RICHTER: How might we use cytogenetics to further classify myeloma into more than just a single disease?
GANAPATHI: The new International Consensus Classification follows up on the old World Health Organization classification, which divided multiple myeloma into distinct genetic subcategories [based on the] common cytogenetic abnormalities [such as]: multiple myeloma with hyperdiploidy; multiple myeloma with cyclin D1 rearrangement, including of cyclin D1/11q and cyclin D1/11p; multiple myeloma with NSD2 translocation, which is the multiple myeloma SET domain [MMSET] FGFR3 aberration; and multiple myeloma with MAF gene rearrangements.2 These subcategories are baked into the new myeloma classification.
From a genetic standpoint, myeloma classification is moving to where AML classification was 15 or 20 years ago when genetic rearrangements became independent subcategories. This is going to drive reclassification of this disease and allow more personalized therapy. These [subcategories] will also open patients to potential trials of the new therapeutics we can offer.
DUBUC: As a cytogeneticist, hearing that so many things in this disease are increasingly reliant on our ability [to determine the] cytogenetics puts a smile on my face. We’ve seen this evolution manifest in other disease types, and it’s nice to see it in myeloma.
RICHTER: Are there any other developments on the horizon?
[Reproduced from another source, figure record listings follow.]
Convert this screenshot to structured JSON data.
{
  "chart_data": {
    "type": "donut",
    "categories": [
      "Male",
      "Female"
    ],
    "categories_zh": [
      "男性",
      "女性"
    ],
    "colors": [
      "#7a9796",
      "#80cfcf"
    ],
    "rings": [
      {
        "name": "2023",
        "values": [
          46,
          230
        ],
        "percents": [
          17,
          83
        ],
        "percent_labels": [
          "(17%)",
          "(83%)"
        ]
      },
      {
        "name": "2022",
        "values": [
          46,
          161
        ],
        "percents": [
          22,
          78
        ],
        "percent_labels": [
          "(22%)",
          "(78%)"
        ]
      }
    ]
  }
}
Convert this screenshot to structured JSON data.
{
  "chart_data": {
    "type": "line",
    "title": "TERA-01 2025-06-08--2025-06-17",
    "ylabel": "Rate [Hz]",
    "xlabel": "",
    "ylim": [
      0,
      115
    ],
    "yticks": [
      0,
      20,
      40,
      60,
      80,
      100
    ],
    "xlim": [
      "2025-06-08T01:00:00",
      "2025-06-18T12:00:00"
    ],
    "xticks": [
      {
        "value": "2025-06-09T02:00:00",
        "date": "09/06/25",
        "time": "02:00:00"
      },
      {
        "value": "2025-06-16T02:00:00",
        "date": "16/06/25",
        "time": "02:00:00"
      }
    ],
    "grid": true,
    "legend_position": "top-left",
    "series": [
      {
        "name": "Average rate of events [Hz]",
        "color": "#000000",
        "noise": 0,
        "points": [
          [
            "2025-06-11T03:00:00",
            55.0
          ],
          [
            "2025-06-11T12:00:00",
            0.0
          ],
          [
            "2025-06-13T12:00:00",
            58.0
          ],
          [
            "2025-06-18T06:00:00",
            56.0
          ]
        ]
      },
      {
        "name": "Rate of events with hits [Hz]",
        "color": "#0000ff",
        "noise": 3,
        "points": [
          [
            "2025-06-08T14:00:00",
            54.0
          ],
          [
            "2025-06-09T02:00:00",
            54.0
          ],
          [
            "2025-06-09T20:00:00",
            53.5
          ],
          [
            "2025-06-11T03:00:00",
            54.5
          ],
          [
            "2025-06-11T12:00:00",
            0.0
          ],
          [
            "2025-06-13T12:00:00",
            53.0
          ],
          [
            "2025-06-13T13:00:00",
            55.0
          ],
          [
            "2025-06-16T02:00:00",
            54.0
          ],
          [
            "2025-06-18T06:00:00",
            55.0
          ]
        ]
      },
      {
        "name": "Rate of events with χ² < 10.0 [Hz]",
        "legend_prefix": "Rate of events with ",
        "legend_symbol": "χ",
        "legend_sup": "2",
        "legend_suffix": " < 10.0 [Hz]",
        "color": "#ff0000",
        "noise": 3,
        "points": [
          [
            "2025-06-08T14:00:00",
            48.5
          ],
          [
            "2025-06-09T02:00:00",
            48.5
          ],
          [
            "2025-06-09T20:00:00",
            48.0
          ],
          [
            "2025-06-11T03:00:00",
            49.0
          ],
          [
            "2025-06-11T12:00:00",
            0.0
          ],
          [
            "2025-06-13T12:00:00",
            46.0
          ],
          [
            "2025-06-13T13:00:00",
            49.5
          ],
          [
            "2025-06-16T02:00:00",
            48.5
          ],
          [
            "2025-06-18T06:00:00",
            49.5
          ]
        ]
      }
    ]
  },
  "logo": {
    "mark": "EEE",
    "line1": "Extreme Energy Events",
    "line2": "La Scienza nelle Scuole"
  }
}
DUBUC: I can see 2 immediate paths [for improvement] moving forward. One is to ensure we consistently achieve the appropriate diagnosis using a combination of [plasma cell] enrichment and accurate assessment of the critical [cytogenetic] aberrations. [The other is that] we know there are certain types of genetic alterations that can result in false-negative FISH results, so we must continue to push forward, using molecular tools and novel algorithms, [for example], to further dissect these diseases and better understand their clinical heterogeneity.
There’s still so much more to learn, and [although] there’s an incredible benefit to rapid and targeted testing with FISH, we lose some capacity to appreciate the genome-wide structure and nature that can occur [in the process]. There’s still considerable work to be done in understanding the additional genomic alterations that occur.
GANAPATHI: We’ve seen incredible advancements in myeloma diagnostics. Official classification of myeloma based on lycorine cytogenetic abnormalities will be the platform upon which all prospective trials will be designed, which will be the springboard to examining future molecular aberrations in GS-based mutation analysis. This is where the AML and the lymphoma worlds have led us. Myeloma is well on the way, from a pathological and diagnostic standpoint, toward more accurate subclassification, [allowing] tailored therapeutics and prognostics.
DUBUC: There’s so much value in these kinds of conversations. Bringing together the worlds of oncology, pathology, and genomics [is always beneficial]. In having these conversations, we can accurately assess where we are and where we need to go.
RICHTER: Here are my 2 cents. It has been demonstrated from a clinical standpoint that patients who are evaluated at an academic myeloma center like any of ours at least once will experience better outcomes than those whose care is carried out solely within a community setting. Your bone marrow is important [enough] to demand those second opinions and [improved] care. Of course, the day-to-day chemotherapy can be administered in a community setting with perfect expertise, but it’s clear that bone marrow [samples] should be evaluated in high-level labs [for maximal efficacy], at least for now.
It’s necessary for all of us to collaborate when plotting the optimal course of treatment for patients.